Uriel Escobar Barrios, M.D.
Las tensiones y los conflictos que vive la civilización actual tienen muchas causas desde el punto de vista económico, social, político, racial y territorial; pero en la base de todos ellos se encuentra la incapacidad para reconocernos como seres que coincidimos en un mismo momento del desarrollo planetario. Esta sola premisa permitiría reflexionar sobre otro aspecto crucial: no solo compartimos un camino común, sino que al pertenecer a la especie humana, tenemos el mismo derecho de todos los congéneres al respeto por nuestra vida y nuestra dignidad. Esta aparente verdad incontrovertible ha tenido, a lo largo de la historia humana, muchas interpretaciones que han derivado en la crueldad de la guerra para obtener territorios, riquezas y el sometimiento de las comunidades o individuos que están en desventaja por múltiples circunstancias.

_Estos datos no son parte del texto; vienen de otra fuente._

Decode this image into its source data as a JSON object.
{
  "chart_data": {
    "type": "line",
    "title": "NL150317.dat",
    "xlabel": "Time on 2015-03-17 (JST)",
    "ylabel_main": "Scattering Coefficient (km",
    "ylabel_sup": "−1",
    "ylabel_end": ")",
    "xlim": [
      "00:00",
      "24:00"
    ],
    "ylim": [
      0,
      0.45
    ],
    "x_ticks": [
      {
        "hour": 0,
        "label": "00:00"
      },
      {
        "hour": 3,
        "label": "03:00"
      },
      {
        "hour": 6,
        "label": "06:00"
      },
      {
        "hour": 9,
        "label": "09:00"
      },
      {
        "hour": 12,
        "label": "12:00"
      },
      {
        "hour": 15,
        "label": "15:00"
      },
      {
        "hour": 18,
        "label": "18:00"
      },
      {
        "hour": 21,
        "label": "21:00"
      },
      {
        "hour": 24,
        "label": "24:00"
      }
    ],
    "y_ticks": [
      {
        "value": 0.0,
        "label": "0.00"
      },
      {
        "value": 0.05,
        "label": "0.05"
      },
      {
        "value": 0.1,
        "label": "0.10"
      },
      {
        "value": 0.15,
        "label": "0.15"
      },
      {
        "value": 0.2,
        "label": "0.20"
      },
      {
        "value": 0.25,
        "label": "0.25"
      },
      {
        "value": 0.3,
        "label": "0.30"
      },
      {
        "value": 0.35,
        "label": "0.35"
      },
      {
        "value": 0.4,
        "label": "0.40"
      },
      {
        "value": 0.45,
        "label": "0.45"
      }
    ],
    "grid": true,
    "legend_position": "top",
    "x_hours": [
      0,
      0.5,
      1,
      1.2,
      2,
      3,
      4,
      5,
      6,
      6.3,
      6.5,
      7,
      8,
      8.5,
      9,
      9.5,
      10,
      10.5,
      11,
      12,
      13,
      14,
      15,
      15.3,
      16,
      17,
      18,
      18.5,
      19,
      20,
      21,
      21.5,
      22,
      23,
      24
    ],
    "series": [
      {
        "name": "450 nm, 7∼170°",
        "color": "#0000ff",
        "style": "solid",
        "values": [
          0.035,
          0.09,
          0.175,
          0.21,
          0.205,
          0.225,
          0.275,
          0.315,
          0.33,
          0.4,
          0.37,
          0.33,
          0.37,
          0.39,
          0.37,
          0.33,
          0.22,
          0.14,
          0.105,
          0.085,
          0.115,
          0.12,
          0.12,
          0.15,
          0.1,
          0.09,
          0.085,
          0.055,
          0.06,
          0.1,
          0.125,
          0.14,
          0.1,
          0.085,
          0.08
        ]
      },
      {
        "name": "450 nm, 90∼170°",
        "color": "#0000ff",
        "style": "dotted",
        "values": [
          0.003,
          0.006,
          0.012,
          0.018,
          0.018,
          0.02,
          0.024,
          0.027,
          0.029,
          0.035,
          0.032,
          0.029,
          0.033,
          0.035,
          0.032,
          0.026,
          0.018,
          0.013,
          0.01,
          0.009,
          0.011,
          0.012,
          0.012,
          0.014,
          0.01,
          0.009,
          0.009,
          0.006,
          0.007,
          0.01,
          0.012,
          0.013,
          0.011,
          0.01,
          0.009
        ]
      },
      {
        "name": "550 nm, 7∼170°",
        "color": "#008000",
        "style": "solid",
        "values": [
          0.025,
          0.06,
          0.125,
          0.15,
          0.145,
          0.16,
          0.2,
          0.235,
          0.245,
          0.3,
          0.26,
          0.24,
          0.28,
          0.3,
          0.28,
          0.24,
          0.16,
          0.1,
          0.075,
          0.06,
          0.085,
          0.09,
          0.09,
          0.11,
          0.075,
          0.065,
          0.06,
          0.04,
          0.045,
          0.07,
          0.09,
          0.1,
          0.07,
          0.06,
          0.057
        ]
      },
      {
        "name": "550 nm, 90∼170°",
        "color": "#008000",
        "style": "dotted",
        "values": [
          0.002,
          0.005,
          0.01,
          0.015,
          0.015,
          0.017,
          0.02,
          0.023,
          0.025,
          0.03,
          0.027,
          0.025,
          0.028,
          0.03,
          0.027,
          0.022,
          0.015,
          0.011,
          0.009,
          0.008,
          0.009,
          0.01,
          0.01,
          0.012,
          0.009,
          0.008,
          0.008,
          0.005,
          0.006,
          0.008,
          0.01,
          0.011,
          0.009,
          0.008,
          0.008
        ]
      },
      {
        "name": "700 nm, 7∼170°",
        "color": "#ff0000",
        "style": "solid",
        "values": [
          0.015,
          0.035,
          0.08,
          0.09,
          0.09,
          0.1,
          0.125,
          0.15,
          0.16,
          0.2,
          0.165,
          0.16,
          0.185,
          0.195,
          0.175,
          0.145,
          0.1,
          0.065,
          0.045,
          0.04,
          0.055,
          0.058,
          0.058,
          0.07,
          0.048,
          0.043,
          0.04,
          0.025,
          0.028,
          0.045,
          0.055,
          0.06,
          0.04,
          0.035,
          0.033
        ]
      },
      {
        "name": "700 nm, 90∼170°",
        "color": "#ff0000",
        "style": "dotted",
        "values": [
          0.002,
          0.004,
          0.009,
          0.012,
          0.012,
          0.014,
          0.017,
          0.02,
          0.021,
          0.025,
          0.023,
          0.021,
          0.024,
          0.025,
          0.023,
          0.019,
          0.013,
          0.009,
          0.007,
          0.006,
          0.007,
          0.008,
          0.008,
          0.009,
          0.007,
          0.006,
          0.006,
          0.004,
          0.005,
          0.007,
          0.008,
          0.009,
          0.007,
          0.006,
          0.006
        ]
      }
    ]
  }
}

Aún en pleno siglo XXI se siguen produciendo guerras como en la antigüedad: la guerra de Troya (1194 -1184 a.C.), guerra del Peloponeso (431 – 404 a.C.), las guerras Médicas (499 – 449 a.C.). Investigadores sobre este tema afirman que son más de 12 000 batallas que se han librado a lo largo de la historia de la humanidad. ¡Los apetitos de poder de muchos gobernantes en la era de la inteligencia artificial siguen convencidos de que la salida para resolver los conflictos es “acabar con el otro”, como sucede actualmente con los enfrentamientos de los hermanos países de Rusia y Ucrania e Israel y palestina!

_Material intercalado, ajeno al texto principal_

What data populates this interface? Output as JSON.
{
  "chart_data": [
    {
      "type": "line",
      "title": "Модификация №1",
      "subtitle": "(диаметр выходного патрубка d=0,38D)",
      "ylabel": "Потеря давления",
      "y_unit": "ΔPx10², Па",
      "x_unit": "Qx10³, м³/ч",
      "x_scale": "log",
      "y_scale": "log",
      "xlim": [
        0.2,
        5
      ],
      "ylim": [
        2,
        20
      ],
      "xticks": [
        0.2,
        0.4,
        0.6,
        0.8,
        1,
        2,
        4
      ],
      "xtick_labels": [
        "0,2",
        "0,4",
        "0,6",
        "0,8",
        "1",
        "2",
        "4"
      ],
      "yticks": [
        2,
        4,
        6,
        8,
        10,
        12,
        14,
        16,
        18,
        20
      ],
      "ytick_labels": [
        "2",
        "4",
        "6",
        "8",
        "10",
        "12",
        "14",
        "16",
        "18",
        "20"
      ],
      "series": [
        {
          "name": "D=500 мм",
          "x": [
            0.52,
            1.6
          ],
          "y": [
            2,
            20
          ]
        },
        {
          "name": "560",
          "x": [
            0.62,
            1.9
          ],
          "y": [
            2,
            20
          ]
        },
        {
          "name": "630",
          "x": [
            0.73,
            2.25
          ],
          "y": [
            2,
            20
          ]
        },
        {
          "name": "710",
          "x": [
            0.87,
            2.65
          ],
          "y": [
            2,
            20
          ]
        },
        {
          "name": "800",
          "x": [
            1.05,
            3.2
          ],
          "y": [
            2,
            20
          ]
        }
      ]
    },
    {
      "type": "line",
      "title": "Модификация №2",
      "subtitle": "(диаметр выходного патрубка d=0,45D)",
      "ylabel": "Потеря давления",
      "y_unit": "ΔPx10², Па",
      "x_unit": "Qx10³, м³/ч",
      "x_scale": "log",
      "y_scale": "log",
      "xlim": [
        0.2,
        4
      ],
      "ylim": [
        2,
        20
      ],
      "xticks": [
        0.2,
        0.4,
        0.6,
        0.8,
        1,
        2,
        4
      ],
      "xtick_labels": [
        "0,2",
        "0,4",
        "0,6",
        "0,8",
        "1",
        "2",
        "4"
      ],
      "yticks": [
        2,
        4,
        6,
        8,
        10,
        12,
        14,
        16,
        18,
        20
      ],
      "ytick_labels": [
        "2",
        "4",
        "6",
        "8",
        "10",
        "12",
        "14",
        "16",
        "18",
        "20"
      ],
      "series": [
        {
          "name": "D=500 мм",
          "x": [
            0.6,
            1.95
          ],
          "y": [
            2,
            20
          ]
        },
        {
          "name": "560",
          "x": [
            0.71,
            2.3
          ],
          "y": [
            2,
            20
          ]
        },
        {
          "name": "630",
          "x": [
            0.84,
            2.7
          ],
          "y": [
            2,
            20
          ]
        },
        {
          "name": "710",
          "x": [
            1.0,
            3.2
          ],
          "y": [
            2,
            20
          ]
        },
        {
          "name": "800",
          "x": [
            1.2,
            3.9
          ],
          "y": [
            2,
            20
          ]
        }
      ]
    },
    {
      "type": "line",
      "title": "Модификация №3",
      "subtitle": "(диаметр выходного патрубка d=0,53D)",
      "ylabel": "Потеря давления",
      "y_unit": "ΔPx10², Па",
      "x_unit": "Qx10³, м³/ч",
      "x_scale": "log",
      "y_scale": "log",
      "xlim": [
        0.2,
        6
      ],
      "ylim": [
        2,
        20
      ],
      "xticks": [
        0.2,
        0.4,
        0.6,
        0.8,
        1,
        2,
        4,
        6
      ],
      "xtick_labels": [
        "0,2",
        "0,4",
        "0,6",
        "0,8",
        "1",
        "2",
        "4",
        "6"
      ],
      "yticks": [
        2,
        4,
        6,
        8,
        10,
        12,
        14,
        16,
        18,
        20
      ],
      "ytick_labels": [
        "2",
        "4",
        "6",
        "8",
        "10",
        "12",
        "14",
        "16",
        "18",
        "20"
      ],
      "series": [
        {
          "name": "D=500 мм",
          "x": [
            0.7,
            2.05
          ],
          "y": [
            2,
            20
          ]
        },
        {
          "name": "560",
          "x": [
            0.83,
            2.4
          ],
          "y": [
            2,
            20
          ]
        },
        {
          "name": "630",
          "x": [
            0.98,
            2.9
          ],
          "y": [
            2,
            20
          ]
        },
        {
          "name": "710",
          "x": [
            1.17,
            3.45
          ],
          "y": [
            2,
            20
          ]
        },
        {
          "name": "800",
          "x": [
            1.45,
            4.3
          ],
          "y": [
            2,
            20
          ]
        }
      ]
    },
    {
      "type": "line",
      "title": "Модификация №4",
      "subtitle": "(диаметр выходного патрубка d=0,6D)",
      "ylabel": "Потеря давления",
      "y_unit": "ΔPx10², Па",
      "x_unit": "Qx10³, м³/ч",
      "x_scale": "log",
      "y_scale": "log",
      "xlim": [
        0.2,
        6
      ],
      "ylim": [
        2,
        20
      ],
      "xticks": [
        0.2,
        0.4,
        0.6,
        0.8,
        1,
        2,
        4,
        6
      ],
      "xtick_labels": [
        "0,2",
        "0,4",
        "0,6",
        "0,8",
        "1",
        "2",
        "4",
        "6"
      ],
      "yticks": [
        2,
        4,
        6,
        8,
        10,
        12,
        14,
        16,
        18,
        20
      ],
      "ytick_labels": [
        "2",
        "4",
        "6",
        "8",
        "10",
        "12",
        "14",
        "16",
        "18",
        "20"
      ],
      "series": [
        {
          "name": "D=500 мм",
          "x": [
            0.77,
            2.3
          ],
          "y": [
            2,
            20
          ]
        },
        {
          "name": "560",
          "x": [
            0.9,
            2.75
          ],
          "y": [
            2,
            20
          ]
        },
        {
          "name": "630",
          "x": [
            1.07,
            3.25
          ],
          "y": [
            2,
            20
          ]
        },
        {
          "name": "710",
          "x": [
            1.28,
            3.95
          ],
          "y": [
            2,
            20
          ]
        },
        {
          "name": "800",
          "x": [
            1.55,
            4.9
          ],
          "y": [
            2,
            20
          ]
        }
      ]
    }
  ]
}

A Jesús de Nazaret, hace más de 2000 años, se le atribuye una frase que de aplicarse acabaría con tantas pugnas, derramamiento de sangre y dolor: “Este es mi mandamiento. Que os améis unos a otros, como yo os he amado” (Juan 15:12). ¡Que sentencia tan sencilla pero llena de la más profunda sabiduría! En esta época en que las tradiciones cristianas conmemoran la muerte y resurrección de Jesús, es un momento propicio para reflexionar sobre este aspecto que también ha sido propugnado por seres humanos que, a lo largo de la Historia (aún a costa de su propia vida), han defendido los principios sobre los cuales se debe fundar una sociedad y una civilización donde prime la aceptación incondicional de la persona humana, sin importar ninguna consideración distinta al hecho de que pertenecemos a la misma especie, pero como individuos somos diversos y merecemos el reconocimiento a nuestra identidad, cualquiera sea la que se profese.

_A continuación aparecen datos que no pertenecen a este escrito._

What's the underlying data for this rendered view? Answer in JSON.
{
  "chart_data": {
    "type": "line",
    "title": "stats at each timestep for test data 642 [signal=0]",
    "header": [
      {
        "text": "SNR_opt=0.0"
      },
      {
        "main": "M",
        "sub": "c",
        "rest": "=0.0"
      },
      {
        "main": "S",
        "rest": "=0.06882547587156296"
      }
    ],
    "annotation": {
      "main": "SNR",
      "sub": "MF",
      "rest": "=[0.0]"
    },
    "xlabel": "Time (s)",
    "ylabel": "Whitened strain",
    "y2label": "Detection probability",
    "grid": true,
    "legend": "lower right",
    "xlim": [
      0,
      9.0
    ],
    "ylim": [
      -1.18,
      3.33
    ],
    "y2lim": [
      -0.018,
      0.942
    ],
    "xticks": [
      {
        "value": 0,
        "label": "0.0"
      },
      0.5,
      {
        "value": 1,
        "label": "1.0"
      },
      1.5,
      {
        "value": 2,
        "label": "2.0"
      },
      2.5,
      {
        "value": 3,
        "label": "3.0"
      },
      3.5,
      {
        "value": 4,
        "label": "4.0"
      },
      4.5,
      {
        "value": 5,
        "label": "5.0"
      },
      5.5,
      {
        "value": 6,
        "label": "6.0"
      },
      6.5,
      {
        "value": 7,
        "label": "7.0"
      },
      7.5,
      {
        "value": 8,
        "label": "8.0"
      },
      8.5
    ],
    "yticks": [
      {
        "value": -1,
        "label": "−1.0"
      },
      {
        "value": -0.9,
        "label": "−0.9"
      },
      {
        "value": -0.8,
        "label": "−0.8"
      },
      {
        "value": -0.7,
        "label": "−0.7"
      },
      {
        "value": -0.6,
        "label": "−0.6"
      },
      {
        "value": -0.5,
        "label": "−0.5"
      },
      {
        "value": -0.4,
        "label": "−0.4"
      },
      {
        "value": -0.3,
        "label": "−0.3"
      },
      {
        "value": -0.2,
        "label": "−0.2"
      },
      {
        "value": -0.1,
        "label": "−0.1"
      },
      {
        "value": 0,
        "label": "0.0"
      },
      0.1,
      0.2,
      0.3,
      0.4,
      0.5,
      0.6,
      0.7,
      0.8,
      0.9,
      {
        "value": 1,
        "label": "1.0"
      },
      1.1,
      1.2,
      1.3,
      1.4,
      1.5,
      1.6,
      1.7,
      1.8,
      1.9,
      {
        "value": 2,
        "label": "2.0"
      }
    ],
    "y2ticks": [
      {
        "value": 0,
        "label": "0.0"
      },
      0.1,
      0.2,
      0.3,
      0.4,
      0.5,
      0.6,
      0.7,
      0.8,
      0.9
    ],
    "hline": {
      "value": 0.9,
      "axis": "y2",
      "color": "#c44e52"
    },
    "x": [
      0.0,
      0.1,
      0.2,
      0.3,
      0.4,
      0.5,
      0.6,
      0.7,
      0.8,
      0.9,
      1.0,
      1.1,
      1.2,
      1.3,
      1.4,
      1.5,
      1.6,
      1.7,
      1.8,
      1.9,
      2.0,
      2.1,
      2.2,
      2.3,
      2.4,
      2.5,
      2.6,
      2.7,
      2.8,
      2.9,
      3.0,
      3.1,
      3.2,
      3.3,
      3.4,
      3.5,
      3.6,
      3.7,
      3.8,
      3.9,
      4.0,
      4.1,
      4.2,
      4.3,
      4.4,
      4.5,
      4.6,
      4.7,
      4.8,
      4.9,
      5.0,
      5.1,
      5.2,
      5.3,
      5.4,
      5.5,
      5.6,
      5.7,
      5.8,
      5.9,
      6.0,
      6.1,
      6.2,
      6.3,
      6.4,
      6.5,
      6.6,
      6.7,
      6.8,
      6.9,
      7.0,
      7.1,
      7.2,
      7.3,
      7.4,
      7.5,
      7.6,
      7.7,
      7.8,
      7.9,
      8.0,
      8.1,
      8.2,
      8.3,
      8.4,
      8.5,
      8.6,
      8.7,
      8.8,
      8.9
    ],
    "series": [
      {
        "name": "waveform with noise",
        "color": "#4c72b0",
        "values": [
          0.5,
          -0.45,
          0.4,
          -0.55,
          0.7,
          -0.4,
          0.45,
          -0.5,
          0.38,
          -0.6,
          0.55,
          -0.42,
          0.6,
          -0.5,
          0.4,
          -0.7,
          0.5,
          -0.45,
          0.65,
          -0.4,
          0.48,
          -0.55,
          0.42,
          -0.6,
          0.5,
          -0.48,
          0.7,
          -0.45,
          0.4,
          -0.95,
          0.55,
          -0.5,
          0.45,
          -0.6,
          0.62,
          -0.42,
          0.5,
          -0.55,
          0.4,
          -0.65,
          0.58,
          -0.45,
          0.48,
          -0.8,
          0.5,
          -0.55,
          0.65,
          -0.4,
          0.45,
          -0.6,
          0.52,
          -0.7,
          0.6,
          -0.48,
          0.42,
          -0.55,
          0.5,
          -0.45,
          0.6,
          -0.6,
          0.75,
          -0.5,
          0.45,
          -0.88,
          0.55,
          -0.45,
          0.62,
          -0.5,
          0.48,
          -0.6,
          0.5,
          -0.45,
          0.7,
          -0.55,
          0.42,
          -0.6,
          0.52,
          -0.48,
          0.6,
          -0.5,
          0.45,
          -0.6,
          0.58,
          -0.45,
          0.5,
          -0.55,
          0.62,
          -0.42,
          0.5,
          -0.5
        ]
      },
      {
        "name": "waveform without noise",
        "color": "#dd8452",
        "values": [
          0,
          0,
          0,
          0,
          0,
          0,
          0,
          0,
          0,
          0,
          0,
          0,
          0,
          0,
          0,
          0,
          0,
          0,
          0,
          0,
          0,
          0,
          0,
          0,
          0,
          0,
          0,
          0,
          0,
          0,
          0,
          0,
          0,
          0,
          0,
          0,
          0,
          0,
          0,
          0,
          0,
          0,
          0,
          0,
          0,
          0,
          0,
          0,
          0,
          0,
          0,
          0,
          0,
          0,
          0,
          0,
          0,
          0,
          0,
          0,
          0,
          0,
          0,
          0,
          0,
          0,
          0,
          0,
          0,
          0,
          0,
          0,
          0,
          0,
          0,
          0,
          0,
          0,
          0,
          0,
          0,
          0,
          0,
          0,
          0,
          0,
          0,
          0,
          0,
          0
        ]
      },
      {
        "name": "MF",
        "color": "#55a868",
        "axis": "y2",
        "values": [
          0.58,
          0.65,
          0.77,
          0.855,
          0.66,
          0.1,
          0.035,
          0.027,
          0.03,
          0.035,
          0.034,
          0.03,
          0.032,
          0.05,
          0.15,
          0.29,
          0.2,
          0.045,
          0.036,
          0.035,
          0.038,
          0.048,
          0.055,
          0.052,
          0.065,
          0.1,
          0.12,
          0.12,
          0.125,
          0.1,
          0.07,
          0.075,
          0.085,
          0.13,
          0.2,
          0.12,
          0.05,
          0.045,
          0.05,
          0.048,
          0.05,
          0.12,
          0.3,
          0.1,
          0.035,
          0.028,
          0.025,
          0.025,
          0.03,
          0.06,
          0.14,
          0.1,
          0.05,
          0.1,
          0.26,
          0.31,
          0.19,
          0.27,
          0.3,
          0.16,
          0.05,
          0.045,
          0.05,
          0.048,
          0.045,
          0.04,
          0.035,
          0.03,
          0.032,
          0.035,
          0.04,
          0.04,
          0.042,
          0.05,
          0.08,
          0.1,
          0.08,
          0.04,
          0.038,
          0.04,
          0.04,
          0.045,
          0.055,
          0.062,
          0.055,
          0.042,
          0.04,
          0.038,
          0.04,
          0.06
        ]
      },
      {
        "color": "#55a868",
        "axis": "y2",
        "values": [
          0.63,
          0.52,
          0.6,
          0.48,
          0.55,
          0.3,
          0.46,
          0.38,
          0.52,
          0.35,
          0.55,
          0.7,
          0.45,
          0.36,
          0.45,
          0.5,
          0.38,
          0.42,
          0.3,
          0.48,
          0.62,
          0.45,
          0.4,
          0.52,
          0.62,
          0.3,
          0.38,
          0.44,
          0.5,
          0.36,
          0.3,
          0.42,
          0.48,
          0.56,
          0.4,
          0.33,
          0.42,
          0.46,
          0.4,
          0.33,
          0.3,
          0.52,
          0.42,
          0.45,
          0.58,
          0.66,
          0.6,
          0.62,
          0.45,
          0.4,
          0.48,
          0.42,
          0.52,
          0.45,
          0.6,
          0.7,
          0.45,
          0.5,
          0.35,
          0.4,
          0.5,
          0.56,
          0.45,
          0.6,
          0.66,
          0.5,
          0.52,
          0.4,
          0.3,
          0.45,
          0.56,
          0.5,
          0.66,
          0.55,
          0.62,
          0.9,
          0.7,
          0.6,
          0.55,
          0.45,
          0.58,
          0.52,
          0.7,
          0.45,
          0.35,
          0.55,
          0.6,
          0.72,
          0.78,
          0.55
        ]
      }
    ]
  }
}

El mensaje central de Jesús, al igual que el de los seres excepcionales que lo antecedieron y el de quienes posteriormente han seguido sus enseñanzas, es un faro de luz en un mundo donde prevalece la oscuridad signada por el egoísmo, la insolidaridad, la discriminación, la estigmatización y la creciente polarización de franjas cada vez mayores de comunidades y de países que se creen con el derecho a señalar, oprimir y considerarse como jueces que quieren imponer sus dogmas utilizando el poder que da la fuerza de las armas y no el discernimiento y el diálogo que termine en consensos para construir un mundo más fraterno y solidario.